– Без проблем, – отвечает психиатр. – Думаю, нам всем необходимо время проанализировать события последних дней, поэтому сеанса КСВ сегодня не будет. Пообедай и отдыхай.
– Я плохо сплю по ночам, – говорю я. – Может, получится поспать днем.
– Буду держать за тебя кулачки, – улыбается доктор Эрнандес.
Перед тем как уйти и запереть дверь, сестра Харроу, по обыкновению, дарит мне улыбку. Из окошка под потолком льется свет позднего утра. Из-за того что солнце стоит высоко в небе, а окно слишком мало, столб света не дотягивается до пола, но я встаю на цыпочки возле двери и подставляю лицо теплым лучам. Так я нежусь, покуда солнце не перемещается еще выше. Я могла бы влезть на стул, но это, пожалуй, уже перебор.

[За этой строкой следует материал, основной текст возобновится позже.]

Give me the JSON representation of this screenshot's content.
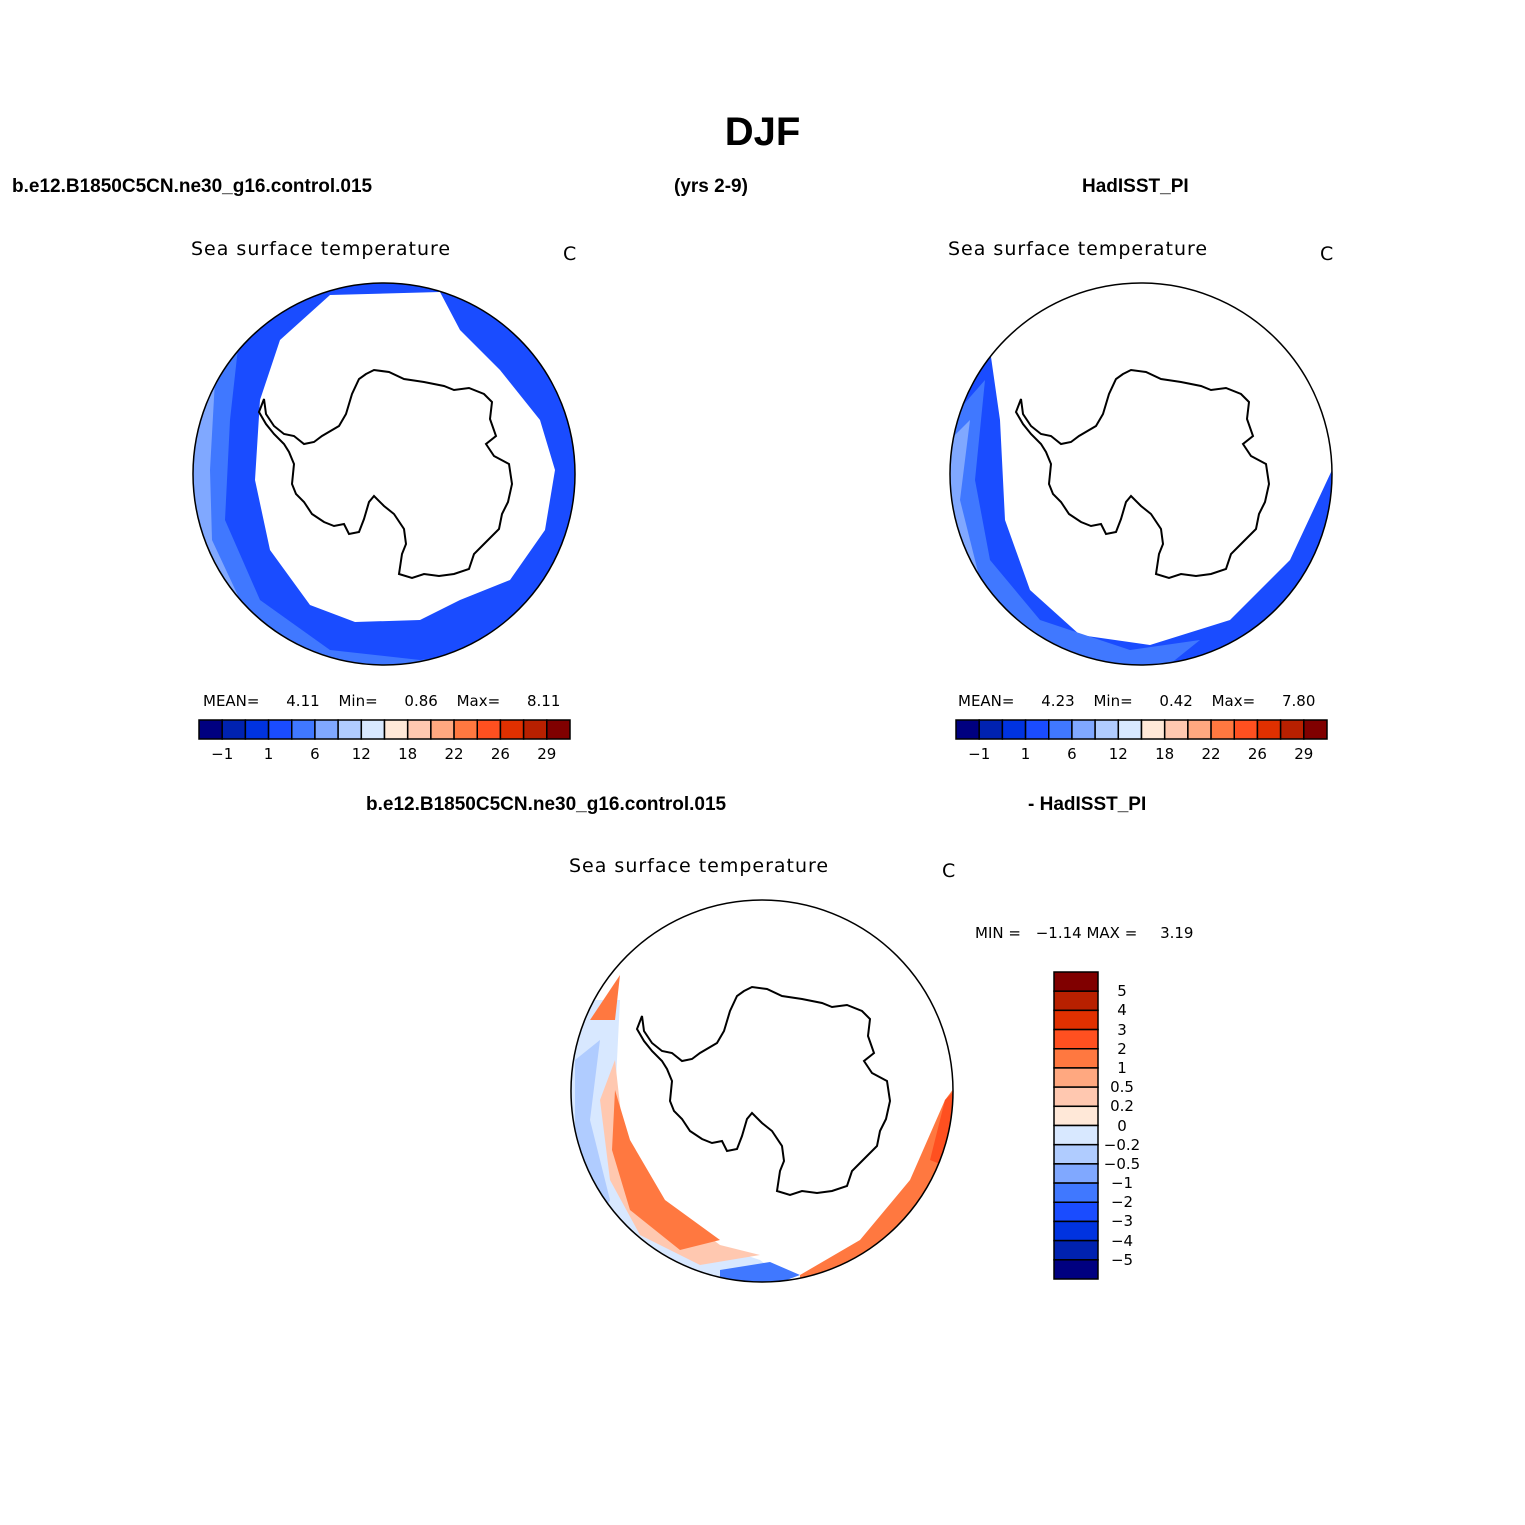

Вместо этого я сажусь за стол, беру из стопки лист бумаги и вооружаюсь толстым синим карандашом.
Второе воззвание Святой церкви Легиона Господня, в точности воспроизведенное всепокорнейшим Вестником Господним, отцом Джоном Парсоном
И будет так: когда приидет Конец света и Господь призовет верных Ему в Царствие Небесное, разразится страшная битва, подобия коей не знало человечество. Прислужники Змея сбросят личину, а те мужи и жены, что следуют Истинным путем, будут призваны послужить во Славу Господню.
ТЕ, ЧЬЯ ВЕРА КРЕПКА, КТО ВОССТАНЕТ ПРЕД ЛИЦОМ ЗЛА И ВОЗЬМЕТ В РУКИ ОРУЖИЕ ВО ИМЯ БОЖЬЕ, ВОЗНЕСУТСЯ НА НЕБЕСА И ВОССЯДУТ ОДЕСНУЮ ГОСПОДА, и суждено им вечное блаженство в райских кущах, озаренных сиянием комет, под сенью Благодати Господней.
ТЕ ЖЕ, ЧЬЯ ВЕРА ПРИТВОРНА, А В СЕРДЦЕ ЛОЖЬ, БУДУТ НИЗРИНУТЫ В БЕЗДНЫ АДА И ОБРЕЧЕНЫ ДО СКОНЧАНИЯ ВЕКОВ ГОРЕТЬ В ГЕЕННЕ ОГНЕННОЙ, ибо они суть еретики, недостойные милости Божьей. Имен их никто более не произнесет, а дела будут преданы забвению. Не станет их рядом с нами, и не будет пролито по ним ни единой слезы.
В ВЕЛИКИЙ ДЕНЬ КОНЦА СВЕТА ЯВЛЕНА БУДЕТ ВСЯ ПРАВДА, И КАЖДОМУ ВОЗДАСТСЯ ПО ВЕРЕ ЕГО. В сей славный день мужи и жены, чья вера крепка, оставят мрак за спиной и Вознесутся к свету. И возрадуется каждый, кто следует Истинным путем.
Господь благ.
После
Ровно в девять сестра Харроу приносит завтрак – сегодня в меню овсянка с бананами и кленовым сиропом и ярко-розовый грейпфрутовый сок в пластиковом стакане – и сообщает, что сеанс терапии с доктором Эрнандесом откладывается. Я осведомляюсь о причине, сестра отвечает, что не знает, но, когда придет время, отведет меня в кабинет. Уходя, она не улыбается. А до этого улыбалась всегда.
Я поглощаю завтрак медленнее обычного, затем меряю шагами комнату, не зная чем заняться. Видимо, стряслось что-то серьезное, поскольку доктор Эрнандес помешан на распорядке и нарушить его расписание может только какое-нибудь ЧП.
Я морщусь и продолжаю ходить туда-сюда. От двери мимо стола к занавеске, отделяющей санузел, вдоль короткой стены с окошком, мимо кровати и обратно к двери, мысленно считая. На то, чтобы обойти всю комнату, я трачу двенадцать секунд.
Гляжу на часы над дверью: 9:48.
Сажусь за стол, пробую рисовать, но ничего не выходит. Не получается даже всегдашняя картинка, которую я могу нарисовать буквально с закрытыми глазами. Исписываю два листка хаотичной вязью толстых цветных линий, похожей на детские каракули, затем вновь принимаюсь мерить комнату шагами. Сосредоточенно наматываю круги, заставляю себя не считать их и, кажется, спустя вечность вновь бросаю взгляд на часы: 10:03.